In 2001, Ephraim Stern observed in his “Archaeology of the Land of the Bible,” a study surveying what was known at the time: “One of the surprising results of the excavations of Judah in the 7th century BCE is the unusual amount of epigraphic material” (p. 169).

In other words, scholars have long known that in the century prior to 600, there was an explosion of writing in Judah. Along with inscriptions, archaeologists have found graffiti, bureaucratic writings, letters, and weights and measures. And don’t forget the thousands of bullae from Jerusalem and elsewhere. These lack writing, but constitute the impressions of seals that were used to seal up written letters for secure delivery.

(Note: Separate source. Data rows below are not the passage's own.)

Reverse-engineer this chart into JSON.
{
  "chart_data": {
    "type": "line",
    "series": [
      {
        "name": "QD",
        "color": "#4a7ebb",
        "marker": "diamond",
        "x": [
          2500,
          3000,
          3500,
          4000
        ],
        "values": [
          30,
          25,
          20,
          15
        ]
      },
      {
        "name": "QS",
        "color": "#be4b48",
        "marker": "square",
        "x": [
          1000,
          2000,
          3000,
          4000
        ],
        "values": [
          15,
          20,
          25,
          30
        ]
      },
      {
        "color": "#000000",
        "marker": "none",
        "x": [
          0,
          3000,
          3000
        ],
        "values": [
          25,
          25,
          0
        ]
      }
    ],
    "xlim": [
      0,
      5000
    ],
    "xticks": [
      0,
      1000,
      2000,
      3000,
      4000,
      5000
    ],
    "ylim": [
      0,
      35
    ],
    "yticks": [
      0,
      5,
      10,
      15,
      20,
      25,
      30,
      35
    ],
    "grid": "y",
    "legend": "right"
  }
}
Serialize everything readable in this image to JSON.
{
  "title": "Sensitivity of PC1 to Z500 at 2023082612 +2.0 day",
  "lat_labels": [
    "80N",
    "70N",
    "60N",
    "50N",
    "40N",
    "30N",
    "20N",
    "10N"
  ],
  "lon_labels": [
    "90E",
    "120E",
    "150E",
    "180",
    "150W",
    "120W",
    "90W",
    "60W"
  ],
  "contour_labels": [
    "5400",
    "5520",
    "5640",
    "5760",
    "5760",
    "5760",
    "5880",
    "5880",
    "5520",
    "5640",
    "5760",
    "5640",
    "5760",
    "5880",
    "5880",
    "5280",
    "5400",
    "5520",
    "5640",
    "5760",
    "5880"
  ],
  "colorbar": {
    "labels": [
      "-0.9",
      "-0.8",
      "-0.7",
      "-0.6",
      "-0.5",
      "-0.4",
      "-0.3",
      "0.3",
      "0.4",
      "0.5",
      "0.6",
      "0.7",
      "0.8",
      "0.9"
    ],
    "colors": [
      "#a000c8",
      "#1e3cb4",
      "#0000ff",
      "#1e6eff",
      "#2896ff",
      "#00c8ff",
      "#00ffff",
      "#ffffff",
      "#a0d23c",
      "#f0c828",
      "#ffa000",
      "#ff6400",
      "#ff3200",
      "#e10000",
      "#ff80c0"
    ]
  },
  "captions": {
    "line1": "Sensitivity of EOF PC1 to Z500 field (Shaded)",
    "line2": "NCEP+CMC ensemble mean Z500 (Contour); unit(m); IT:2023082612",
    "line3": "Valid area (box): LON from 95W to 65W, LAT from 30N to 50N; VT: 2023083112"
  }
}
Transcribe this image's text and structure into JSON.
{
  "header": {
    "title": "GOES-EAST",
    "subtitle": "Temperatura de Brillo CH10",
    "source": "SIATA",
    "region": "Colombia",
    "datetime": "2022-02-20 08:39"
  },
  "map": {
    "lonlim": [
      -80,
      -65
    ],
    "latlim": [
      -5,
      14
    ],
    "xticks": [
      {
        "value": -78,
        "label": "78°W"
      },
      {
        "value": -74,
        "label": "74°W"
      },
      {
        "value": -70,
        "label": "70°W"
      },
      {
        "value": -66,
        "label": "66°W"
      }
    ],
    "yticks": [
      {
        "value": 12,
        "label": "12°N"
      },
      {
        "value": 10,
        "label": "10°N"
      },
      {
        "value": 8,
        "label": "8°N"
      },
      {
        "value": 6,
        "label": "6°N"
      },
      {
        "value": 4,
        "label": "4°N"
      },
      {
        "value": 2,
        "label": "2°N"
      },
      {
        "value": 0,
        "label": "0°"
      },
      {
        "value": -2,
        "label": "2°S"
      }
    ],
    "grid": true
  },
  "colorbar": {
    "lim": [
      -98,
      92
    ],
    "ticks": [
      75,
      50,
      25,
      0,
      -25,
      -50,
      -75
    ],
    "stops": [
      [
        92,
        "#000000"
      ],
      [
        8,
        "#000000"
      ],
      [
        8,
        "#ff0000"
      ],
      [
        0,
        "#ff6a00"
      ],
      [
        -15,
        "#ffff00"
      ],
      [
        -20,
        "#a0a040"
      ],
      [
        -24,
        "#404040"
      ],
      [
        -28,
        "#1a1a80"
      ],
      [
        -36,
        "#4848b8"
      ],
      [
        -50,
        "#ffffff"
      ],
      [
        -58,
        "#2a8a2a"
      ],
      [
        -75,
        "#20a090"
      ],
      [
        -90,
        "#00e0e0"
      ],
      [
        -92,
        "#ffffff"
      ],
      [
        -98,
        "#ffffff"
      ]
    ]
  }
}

This evidence matches how many historians understand the writing of these biblical works. The book of Deuteronomy, at least the law code found in chapters 12-26, was written or published in 622, during the reign of King Josiah. This was followed shortly thereafter by the composition of the Former Prophets, with only the last two chapters coming later. The latter dealt with Jerusalem’s fall to the Babylonians in 586 and events in the later exile.

So rather than pushing back the earliest date of the when biblical books were composed, the study by Finkelstein, Piasetzky and their team only help to firm up the tail of the dates in the already existing historical reconstruction.



Works Consulted

Ephraim Stern, Archaeology of the Land of the Bible, vol. 2 New York: Doubleday, 2001.

William Schniedewind, How the Bible Became a Book Cambridge: Cambridge, 2004.





Comments (1)


We seem to have evidence for a reasonably high level of organisation and efficiency presumably developed as a means of survival in a small, semi-independent and rather embattled polity, with a corps of people trained to write. In later centuries the administration of a province within an empire called for fewer administrative resources. Amid all this there is no direct evidence of literary activity: that too seems to tell us something.